Harissa
What Harissa Actually Looks Like
Harissa is a warm terracotta red with brown holding it down. Think of a sun-baked clay pot, or the spice paste it takes its name from. It is not a bright tomato red and not a dusty pink. It sits in that earthy middle ground that feels grounded rather than loud.
In morning light, you will see the red come forward and warm up, especially in an east-facing room catching direct sun. By afternoon it settles into something deeper and more even. After dark, under warm artificial light, it goes rich and almost cocooning, leaning toward burnt rust. This is where Farrow & Ball's multi-pigment formula earns its keep. The color shifts noticeably across the day instead of sitting flat the way a single-pigment red would.

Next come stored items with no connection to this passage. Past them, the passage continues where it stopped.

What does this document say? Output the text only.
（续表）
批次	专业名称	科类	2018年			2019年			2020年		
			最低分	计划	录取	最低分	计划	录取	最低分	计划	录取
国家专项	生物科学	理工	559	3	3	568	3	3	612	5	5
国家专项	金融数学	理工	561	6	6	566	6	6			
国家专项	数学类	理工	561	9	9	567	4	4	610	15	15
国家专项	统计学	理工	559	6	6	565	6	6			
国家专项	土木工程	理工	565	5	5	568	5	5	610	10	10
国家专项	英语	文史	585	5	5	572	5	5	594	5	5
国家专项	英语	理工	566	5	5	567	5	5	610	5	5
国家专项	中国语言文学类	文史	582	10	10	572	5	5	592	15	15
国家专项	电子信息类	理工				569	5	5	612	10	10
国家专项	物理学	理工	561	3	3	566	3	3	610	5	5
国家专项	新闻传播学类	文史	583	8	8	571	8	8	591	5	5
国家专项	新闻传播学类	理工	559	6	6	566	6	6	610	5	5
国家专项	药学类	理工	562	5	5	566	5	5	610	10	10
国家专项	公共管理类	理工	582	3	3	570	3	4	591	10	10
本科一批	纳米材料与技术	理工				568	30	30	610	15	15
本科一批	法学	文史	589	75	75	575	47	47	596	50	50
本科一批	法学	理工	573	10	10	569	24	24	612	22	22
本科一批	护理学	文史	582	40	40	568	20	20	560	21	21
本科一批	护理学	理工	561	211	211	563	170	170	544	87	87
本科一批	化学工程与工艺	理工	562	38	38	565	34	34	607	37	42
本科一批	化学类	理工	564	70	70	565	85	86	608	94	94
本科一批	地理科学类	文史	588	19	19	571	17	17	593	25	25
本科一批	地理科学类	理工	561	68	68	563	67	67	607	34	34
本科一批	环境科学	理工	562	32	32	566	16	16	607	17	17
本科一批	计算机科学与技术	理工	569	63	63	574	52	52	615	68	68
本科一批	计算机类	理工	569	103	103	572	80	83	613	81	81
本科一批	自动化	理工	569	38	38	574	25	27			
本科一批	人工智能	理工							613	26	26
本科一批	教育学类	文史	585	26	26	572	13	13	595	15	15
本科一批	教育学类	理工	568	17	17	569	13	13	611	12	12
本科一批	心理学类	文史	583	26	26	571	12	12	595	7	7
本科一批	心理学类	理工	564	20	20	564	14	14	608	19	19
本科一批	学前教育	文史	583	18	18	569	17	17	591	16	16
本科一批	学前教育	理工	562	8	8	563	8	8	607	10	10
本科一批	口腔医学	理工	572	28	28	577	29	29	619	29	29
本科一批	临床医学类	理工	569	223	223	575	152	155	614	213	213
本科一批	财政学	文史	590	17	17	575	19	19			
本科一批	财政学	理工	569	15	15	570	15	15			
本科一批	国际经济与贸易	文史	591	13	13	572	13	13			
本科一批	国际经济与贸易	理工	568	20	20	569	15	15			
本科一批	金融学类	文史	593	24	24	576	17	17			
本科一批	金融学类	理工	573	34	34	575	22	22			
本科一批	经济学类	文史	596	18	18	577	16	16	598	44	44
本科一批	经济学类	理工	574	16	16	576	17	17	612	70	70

The paint chip will lie to you. On a small card Harissa can read brighter and more orange than it does on a full wall. Once it covers a room, the brown weight in the formula takes over and the whole thing reads darker and more serious. In the chalky Estate Emulsion finish, the surface drinks light rather than bouncing it back, which adds to that matte, velvety depth. Buy a sample pot and paint a large square before you commit. A red at this LRV is not something you want to guess at.
Harissa Undertones
The undertone is brown-orange, with the brown doing more work than you expect. That earthy base is what keeps Harissa from tipping into a children's-toy red. It also means the color responds to what you put next to it. Warm woods, brass, and natural linen pull the orange and terracotta notes forward. Cooler greys and crisp blue-whites fight that warmth and can make Harissa look muddy by contrast.
This matters most for trim and adjacent colors. If you frame Harissa with a stark, blue-based white, the wall will look heavier and slightly off. Pair it with a warm, soft white and the undertones read as intentional and harmonious. Pay attention to your fixed elements too. A red oak floor will amplify the orange, while a grey-toned floor will dull it.
Where Harissa Works Best
Harissa rewards rooms you want to feel enclosed and warm. Dining rooms, snugs, studies, and bedrooms suit it well, particularly spaces you mostly use in the evening when its richness comes alive under lamplight. South and west-facing rooms get the most from it because the warm natural light keeps the color glowing rather than going flat. In a north-facing room, Harissa will read darker and cooler, so make sure you have enough layered lighting to support it, and accept that it will lean moody.
It works in small rooms, where a deep color like this turns a tight space into something deliberate and intimate rather than just cramped. It also holds up in larger rooms with decent ceiling height, where you can let it wrap the whole space. Avoid using it in a poorly lit room you want to feel bright and open. That is asking the color to do the opposite of its nature.
What to Pair With Harissa
Farrow & Ball recommends Skimming Stone as the complementary white, and it is a sound call. Skimming Stone is a warm, soft off-white that sits with Harissa's earthy undertones instead of fighting them. Use it on trim, ceilings, or as the lighter color in an adjacent room. If you want a touch more contrast on woodwork, look at a warm cream rather than anything bright or cool.
For a fuller scheme, Harissa pairs with deep greens like Studio Green or a muted olive, and with warm neutrals like Oxford Stone for a softer transition. Brass hardware, aged wood furniture, and natural materials such as rattan, leather, and linen all sit comfortably against it. For flooring, warm-toned wood works best, and a wool rug in cream or muted ochre ties the room together. Black accents, used sparingly, give the whole thing a bit of backbone.
Colors That Clash With Harissa
Cool, blue-based whites are the most common mistake. They make Harissa look dirty and pull the brown undertone into something unpleasant. Stay away from cool greys for the same reason. Bright, clean primary colors clash badly too, because Harissa's whole identity is its earthiness, and a pure red or a hot pink next to it will make the wall look dull and confused. Pastels, especially cool ones like baby blue or mint, sit awkwardly against this much warmth. If a color looks like it belongs in a crisp, cool, modern scheme, it will not get along with Harissa.